On @Arrow's suggestion: in order to get cat test.pdf test.pdf test.pdf with brace expansion alone, you would have to use this "hack":

#cat test.pdf test.pdf
cat test.pdf{,}

#cat test.pdf test.pdf test.pdf
cat test.pdf{,,}

#cat test.pdf test.pdf test.pdf test.pdf
cat test.pdf{,,,}

Some common uses:

for index in {1..10}; do
   echo "$index"
done

touch test_file_{a..e}.txt

Or another "hack" to print a string 10 times:

printf -- "mystring\n%0.s" {1..10}

Be aware that brace expansion in bash is done before parameter expansion, therefore a common mistake is:

num=10
for index in {1..$num}; do
   echo "$index"
done

(the ksh93 shell copes with this though)


PesaThe's answer answer covers important aspects of the question.
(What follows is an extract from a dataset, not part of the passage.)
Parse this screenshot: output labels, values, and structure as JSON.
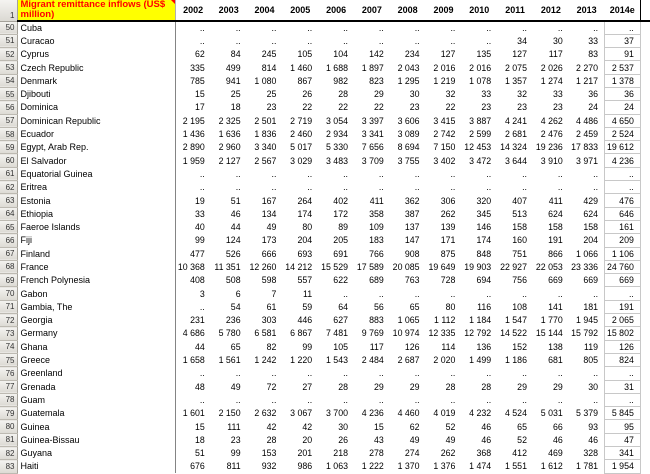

There are several things I want to add.

The asterisk in ls *.txt is handled by the shell and is therefore controlled by shell options which can be changed by shell built-ins. In this case, one can disable asterisk expansion by running set -f and enable it again by set +f.

Another thing is that anyone who wants to make the script portable should check the POSIX standard. For example {1..9..2} expands to 1 3 5 7 9 in bash 4 but does not expand in lower bash versions or in sh.